France | France, Cour d'appel de Montpellier, 2e chambre sociale, 25 janvier 2023, 19/05266


Grosse + copie

délivrées le

à































COUR D'APPEL DE MONTPELLIER



2e chambre sociale



ARRET DU 25 JANVIER 2023





Numéro d'inscription au répertoire général :

N° RG 19/05266 - N° Portalis DBVK-V-B7D-OITQ



ARRÊT n°



Décision déférée à la Cour : Jugement du 27 JUIN 2019

CONSEIL DE PRUD'HOMMES - FORMATION PARITAIRE DE NARBONNE - N° RG F 18/00254







APPELANT :



Monsieur [T] [V]

né le 08 Mai 1958 à [Localité 8]

de nationalité Française

[Adresse 4]

[Localité 3]



Représenté par Me Marianne MALBEC de la SELARL CLEMENT MALBEC CONQUET, avocat au barreau de NARBONNE, substituée par Me Philippe GARC...

Grosse + copie

délivrées le

à

COUR D'APPEL DE MONTPELLIER

2e chambre sociale

ARRET DU 25 JANVIER 2023

Numéro d'inscription au répertoire général :

N° RG 19/05266 - N° Portalis DBVK-V-B7D-OITQ

ARRÊT n°

Décision déférée à la Cour : Jugement du 27 JUIN 2019

CONSEIL DE PRUD'HOMMES - FORMATION PARITAIRE DE NARBONNE - N° RG F 18/00254

APPELANT :

Monsieur [T] [V]

né le 08 Mai 1958 à [Localité 8]

de nationalité Française

[Adresse 4]

[Localité 3]

Représenté par Me Marianne MALBEC de la SELARL CLEMENT MALBEC CONQUET, avocat au barreau de NARBONNE, substituée par Me Philippe GARCIA avocat au barreau de MONTPELLIER

INTIMES :

Maître Vanessa ARNAUD, ès qualité de Mandataire liquidateur de la SARL [Localité 7]

[Adresse 6]

[Localité 2]

Non constituée

Association UNEDIC DELEGATION AGS CGEA DE TOULOUSE

[Adresse 1]

[Localité 5]

Représentée par Me Michel PIERCHON, avocat au barreau de MONTPELLIER, substitué par Me Alain PORTE avocat au barreau de MONTPELLIER

Ordonnance de clôture du 25 Août 2022

COMPOSITION DE LA COUR :

En application de l'article 907 du code de procédure civile, l'affaire a été débattue le 23 NOVEMBRE 2022, en audience publique, le magistrat rapporteur ayant fait le rapport prescrit par l'article 804 du même code, devant la cour composée de :

Monsieur Jean-Pierre MASIA, Président

Monsieur Jacques FOURNIE, Conseiller

Madame Magali VENET, Conseiller

qui en ont délibéré.

Greffier lors des débats : Mme Marie-Lydia VIGINIER

ARRET :

- réputé contradictoire ;

- prononcé par mise à disposition de l'arrêt au greffe de la cour, les parties en ayant été préalablement avisées dans les conditions prévues au deuxième alinéa de l'article 450 du code de procédure civile ;

- signé par M. Jean-Pierre MASIA, Président, et par Mme Marie-Lydia VIGINIER, Greffier.

*

* *

EXPOSE DU LITIGE

La Sarl [Localité 7], domaine viticole, a été constituée le 12 juin 2001 par différents associés, dont M. [T] [V] et M. [Y] [O], qui a également été désigné gérant.

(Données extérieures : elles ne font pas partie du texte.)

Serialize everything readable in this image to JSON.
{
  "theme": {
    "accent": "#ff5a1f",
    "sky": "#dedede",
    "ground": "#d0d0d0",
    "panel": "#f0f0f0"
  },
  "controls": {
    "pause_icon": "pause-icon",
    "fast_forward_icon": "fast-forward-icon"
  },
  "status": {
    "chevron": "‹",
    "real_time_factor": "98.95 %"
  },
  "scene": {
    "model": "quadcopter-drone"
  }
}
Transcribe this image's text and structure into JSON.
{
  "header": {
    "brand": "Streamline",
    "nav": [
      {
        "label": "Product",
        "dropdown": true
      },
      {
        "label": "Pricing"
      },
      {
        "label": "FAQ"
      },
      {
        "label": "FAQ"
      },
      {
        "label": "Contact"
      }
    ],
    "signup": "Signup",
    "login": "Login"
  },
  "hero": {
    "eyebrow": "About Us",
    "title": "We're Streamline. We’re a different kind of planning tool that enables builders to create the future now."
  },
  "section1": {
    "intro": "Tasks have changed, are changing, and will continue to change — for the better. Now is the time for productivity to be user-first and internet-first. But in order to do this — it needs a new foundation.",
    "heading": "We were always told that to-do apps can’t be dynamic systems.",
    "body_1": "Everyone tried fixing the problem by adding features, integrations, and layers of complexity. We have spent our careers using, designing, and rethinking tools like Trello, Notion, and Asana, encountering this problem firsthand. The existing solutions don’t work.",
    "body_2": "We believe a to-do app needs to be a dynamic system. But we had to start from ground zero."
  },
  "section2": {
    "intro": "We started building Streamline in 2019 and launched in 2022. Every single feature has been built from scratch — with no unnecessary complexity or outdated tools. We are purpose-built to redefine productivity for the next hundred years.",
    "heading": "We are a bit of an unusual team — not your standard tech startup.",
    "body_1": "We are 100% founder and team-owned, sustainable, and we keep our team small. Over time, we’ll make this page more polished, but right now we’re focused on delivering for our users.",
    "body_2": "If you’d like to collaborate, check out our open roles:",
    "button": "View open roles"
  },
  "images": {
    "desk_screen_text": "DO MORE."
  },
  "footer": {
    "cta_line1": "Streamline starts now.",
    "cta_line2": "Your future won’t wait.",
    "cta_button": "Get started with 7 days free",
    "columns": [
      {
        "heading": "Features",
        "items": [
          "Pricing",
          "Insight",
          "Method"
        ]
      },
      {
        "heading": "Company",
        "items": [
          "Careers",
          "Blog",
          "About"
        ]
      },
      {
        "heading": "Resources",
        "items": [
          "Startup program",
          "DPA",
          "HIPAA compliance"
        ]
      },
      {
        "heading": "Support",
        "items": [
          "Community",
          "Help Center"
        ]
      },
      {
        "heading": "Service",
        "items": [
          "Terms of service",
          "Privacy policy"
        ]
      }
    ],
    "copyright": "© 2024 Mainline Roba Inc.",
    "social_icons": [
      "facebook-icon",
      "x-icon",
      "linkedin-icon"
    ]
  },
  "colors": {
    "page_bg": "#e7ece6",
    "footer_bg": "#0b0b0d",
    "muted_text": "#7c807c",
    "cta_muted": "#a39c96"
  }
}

M. [Y] [V] a exercé les fonctions de régisseur général, niveau 7 échelon 4, au sein de la SARL [Localité 7] représentée par son gérant M. [Y] [O] à compter du 1er août 2001 en contrepartie d'une rémunération brute mensuelle de

22 459,06 francs, soit 3423,86€.

Le 29 mars 2018, le tribunal de commerce de Narbonne a ouvert une procédure de redressement judiciaire à l'égard de la Sarl puis par jugement du 18 juillet 2018, le redressement a été converti en liquidation judiciaire.

Le 30 juillet 2018, Maître Arnaud, liquidateur de la Sarl [Localité 7], a notifié à M. [V] son licenciement pour motif économique.

M. [V] a déclaré une créance de salaire auprès de Maître Arnaud d'un montant de 51289,60€.

Le 26 novembre 2018, M. [T] [V] a saisi le Conseil des Prud'hommes de Narbonne aux fins de voir fixer sa créance salariale dans la liquidation judiciaire de la Sarl [Localité 7].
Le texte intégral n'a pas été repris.